How much has God forgiven you for? When we realize the depth of that forgiveness, it should reveal our ability, and our obligation, to forgive others in a new light.

Authentic forgiveness has the ability to influence others to do the same

The most impactful messages are those that are conveyed with consistency and authenticity by those who are presenting them.

Jesus said, “Father, forgive them, for they don’t know what they are doing.

Luke 23:34

One of the main reasons that Yeshua’s teachings have been so influential in the centuries and millennia is not just because of the wisdom, logic, and truth of what he taught, but because he actually demonstrated how to apply what he implored others to do.

As was the case in the instance of his crucifixion at the hands of his oppressors, he didn’t just preach forgiveness of enemies, he actually lived it out, praying for God to forgive those who had no intent toward him except extreme harm.

A message can have impact because it makes sense, or because it is an accepted tradition, or it may be a requirement of an institution or governing authority. However, the most impactful messages are those that are conveyed with consistency and authenticity by those who are presenting them.

By contrast, in our culture today, the opposite happens so frequently that there is the ironic statement expressed by the saying, ” Do what I say, not what I do.” This is the epitome of sad weakness in which one may have an understanding of what the right thing may be in a given situation, but they not have the strength or fortitude to carry out even their own advice. Hypocrisy is powerless.

But wisdom with consistent action makes a difference, especially with hard teachings like those about forgiveness. Anyone can say people should be forgiving of those who are intent on harm, but to do so in the most extreme of circumstances demonstrates authenticity that has power to change lives.

This is corroborated in the lives of his disciples, most visibly in the noble act of Stephen, when he faced the same type of hostility of those who would see him dead for his speaking of the truth.

Being called before the court to defend his beliefs, Stephen provides a protracted description of God’s favor with Israel, and then accuses the religious leaders of his day of forsaking everything they should have been practicing.

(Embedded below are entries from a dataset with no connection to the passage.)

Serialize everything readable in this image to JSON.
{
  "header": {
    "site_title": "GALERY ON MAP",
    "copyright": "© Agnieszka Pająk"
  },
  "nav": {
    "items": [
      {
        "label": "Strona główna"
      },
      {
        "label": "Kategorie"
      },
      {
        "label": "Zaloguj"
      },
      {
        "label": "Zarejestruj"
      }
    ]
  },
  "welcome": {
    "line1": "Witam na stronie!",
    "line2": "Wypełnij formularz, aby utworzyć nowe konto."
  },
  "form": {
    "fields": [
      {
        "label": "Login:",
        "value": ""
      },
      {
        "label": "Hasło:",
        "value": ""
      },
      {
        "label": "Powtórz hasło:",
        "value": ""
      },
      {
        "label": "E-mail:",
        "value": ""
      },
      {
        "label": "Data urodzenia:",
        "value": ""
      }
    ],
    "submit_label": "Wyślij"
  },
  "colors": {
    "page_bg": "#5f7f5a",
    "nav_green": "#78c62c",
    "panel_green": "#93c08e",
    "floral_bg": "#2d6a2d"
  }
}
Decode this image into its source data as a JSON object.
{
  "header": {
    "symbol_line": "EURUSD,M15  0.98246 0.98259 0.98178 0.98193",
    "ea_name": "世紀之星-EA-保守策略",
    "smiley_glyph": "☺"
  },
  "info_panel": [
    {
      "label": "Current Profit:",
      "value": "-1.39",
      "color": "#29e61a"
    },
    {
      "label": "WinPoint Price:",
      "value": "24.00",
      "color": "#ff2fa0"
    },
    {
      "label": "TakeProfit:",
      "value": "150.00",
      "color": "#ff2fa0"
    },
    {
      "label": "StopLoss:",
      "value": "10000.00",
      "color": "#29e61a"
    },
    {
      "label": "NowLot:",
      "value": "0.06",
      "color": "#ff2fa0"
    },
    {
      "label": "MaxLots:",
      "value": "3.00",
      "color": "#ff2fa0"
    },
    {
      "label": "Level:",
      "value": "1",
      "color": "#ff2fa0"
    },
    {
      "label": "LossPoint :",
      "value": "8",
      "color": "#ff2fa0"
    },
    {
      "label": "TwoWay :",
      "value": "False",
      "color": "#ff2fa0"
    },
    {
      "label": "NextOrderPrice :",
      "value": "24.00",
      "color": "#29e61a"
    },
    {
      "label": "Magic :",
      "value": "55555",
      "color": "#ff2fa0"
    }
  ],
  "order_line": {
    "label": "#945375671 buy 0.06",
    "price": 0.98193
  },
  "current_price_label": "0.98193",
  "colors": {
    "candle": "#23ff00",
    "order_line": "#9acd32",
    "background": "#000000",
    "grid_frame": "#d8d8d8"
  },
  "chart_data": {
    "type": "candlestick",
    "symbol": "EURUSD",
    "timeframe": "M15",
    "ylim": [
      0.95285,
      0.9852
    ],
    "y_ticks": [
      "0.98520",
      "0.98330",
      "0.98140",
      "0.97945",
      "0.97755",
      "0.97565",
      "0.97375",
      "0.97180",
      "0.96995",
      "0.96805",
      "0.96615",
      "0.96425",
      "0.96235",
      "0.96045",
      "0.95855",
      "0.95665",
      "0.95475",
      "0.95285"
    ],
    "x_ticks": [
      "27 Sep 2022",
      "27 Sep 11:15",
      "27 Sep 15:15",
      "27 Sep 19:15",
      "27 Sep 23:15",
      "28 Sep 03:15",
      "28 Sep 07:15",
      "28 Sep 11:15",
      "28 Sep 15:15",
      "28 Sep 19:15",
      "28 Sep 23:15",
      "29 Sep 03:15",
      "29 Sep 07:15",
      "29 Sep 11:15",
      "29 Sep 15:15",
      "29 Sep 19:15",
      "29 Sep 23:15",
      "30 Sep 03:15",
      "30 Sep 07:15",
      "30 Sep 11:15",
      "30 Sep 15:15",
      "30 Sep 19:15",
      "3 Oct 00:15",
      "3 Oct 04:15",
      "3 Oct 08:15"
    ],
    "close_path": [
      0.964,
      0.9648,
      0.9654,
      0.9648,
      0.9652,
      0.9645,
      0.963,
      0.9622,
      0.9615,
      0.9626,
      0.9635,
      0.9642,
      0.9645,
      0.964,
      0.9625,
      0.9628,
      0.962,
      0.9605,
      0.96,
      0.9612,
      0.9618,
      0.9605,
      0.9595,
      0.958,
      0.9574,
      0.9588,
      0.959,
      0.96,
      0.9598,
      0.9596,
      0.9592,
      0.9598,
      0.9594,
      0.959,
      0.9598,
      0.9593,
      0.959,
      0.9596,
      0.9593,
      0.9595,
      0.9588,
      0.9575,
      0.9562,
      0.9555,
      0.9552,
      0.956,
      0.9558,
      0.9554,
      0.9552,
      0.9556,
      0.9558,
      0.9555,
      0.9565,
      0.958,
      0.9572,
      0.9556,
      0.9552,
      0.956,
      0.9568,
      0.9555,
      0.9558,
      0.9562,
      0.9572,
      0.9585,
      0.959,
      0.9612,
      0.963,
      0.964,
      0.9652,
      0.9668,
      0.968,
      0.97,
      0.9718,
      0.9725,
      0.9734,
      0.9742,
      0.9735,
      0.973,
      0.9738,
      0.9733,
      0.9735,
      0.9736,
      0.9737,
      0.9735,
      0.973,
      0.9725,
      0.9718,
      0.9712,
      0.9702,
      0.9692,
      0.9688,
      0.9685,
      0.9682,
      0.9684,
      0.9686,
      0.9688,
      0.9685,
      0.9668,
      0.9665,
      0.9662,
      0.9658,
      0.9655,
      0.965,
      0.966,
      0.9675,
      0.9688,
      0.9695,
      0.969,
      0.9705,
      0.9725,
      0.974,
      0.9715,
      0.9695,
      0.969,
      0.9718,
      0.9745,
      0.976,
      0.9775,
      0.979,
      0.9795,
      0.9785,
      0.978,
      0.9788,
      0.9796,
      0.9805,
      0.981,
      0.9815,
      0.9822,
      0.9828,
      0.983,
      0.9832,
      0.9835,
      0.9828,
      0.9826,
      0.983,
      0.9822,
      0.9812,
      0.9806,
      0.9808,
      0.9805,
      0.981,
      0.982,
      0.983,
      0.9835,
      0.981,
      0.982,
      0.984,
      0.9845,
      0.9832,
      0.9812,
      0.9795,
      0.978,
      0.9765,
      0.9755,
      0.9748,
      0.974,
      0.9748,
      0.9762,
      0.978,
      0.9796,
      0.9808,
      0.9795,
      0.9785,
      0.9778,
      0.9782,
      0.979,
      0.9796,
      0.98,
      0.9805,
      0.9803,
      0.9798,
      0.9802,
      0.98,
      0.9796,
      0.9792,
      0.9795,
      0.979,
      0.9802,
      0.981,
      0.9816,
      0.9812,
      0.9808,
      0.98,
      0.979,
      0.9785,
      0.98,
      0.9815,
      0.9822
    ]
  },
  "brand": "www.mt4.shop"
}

In boldly speaking this truth, the situation then proceeded toward its inevitable conclusion.

[Stephen said,] “You received the law under the direction of angels and yet have not kept it.” … When they heard these things, they were enraged and gnashed their teeth at him. … They yelled at the top of their voices, covered their ears, and together rushed against him. They dragged him out of the city and began to stone him. … He knelt down and cried out with a loud voice, “Lord, do not hold this sin against them! ” And after saying this, he died.

Acts 7:53-54, 57-58, 60

Stephen was so captivated with the powerful example of his Lord in forgiving his enemies that, thrust into a similar circumstance, he responded in the same way. His actions were consistent with his recognition of the truth related by his Master, and he was able to respond with the same level of demonstrable conviction. His righteous actions were so powerful they still influence and challenge us to this day.

Based on these demonstrations of genuine forgiveness of enemies by both Yeshua and Stephen, can we somehow find it within ourselves to forgive others with this same level of authenticity, even though we may not be faced with the extreme condition of impending death?

If this is the ultimate level of authenticity demanded of every disciple of Yeshua, then forgiving those who have wronged us in some minor detail seems much less daunting. In so doing, we have an opportunity to provide an authentic response that can influence others to do the same.